Beginning with several bouncing notes, Mona Suzuki ’19 moved her bow swiftly across her violin during her final piece. Accompanied by a pianist, the song reached its climax when the notes came to a halting stop; finally, with a series of fast paced notes, Suzuki finished her rendition with two strong finishing bow strokes.
“My favorite part [of the recital] was probably after I played it. Just getting the applause and people telling me that they were proud of me was great. I’d really wanted to them to get to hear me play because I had practiced so much and did the best I could, so receiving that support meant a lot to me. It’s just really nice when people hear you and you’re able to put your efforts out there,” said Suzuki.

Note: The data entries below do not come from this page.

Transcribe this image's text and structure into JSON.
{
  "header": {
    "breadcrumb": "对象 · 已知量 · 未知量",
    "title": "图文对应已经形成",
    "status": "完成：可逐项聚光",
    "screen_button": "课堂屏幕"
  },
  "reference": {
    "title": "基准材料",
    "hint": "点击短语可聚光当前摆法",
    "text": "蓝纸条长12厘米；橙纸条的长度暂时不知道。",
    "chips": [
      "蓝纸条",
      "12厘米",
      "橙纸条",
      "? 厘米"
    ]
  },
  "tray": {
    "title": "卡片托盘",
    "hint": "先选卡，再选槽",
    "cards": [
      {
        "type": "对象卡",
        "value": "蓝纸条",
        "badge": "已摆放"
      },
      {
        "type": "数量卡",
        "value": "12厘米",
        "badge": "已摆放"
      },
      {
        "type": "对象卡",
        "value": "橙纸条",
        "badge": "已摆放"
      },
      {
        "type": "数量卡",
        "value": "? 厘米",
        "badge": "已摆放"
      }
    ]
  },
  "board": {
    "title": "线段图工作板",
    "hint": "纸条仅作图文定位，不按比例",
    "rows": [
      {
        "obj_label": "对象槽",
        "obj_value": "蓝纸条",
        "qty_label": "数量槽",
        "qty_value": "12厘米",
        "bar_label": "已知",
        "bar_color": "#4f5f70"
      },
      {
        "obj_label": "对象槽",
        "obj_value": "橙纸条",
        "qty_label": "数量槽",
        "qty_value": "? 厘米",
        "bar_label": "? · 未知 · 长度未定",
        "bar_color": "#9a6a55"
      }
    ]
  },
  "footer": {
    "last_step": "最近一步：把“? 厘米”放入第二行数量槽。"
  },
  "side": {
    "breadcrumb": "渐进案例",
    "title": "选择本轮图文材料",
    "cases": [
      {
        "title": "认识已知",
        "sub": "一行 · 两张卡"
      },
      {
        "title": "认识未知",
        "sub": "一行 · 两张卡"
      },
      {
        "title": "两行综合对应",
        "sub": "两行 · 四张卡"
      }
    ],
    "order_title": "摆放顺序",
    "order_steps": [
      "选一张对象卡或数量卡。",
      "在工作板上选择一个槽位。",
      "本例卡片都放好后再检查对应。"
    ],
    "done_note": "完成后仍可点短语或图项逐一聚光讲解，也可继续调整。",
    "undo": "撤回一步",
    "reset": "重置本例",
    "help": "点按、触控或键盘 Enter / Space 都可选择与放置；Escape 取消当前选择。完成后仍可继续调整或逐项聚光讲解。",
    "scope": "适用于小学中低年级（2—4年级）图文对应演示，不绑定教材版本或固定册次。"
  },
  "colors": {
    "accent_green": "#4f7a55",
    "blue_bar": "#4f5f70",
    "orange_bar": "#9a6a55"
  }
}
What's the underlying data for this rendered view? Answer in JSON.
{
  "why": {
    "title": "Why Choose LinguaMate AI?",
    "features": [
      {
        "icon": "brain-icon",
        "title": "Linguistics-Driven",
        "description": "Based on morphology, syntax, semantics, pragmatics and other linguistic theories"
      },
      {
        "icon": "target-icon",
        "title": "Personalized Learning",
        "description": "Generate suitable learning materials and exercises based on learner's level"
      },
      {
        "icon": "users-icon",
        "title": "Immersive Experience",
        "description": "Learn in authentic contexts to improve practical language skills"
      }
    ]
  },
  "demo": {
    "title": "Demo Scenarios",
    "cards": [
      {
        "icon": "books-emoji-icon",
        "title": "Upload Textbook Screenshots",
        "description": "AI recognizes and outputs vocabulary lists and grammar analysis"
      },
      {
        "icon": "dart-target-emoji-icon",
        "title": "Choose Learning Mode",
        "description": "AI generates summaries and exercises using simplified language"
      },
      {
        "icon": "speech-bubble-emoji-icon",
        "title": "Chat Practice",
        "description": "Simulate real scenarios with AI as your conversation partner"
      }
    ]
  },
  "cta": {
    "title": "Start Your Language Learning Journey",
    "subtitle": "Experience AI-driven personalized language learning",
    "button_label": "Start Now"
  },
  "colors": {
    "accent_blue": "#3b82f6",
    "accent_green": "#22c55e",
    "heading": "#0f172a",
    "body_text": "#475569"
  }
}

Last Sunday afternoon in the Timken Room, Suzuki performed her Senior recital. She played all three movements of “Suite Italienne” by Stravinsky, the Tomaso Antonio Vitali’s “Chaconne,” and ended with the “Danse Espagnole” by Manuel de Falla. According to Suzuki, she saw the recital as an opportunity to showcase the improvement she made over her time at Andover.
Suzuki said, “I’ve improved a lot since I’ve arrived here in terms of technique and musicality. Because I was fourteen when I arrived, I didn’t know how to play the way I do now. But preparing for recitals and performances all throughout the years, I’ve really seen my playing and technique improve, and I think I showcased that.”
Another key reason why Suzuki chose to perform was to show how her musical career has changed and improved to her closest confidants. Her school friends, as well as her family, came to her recital to support her.
“I [wanted to have a senior recital] because I just wanted to conclude my musical career here. Obviously, I had already done my Senior Concerto, but I wanted to do something in the spring because I still wanted to get to play and have people listen to me, so I planned one out. It was nice getting to have the people that I care about—my friends and family—come and hear me play,” said Suzuki.
William Duan ’19, an audience member, friend, and fellow musician to Suzuki believes that Senior recitals provide opportunity for players to be praised for their work. At the same time, he also thinks that they are good ways for musicians to pay back those who have supported them.
“[Senior recitals] provide seniors an opportunity to feel appreciated for their craft—by their friends, their families, by their teachers, by the entire school really. But it’s also for the seniors too, a way for them to repay Andover for their wonderful four years that they are here and play music for,” said Duan.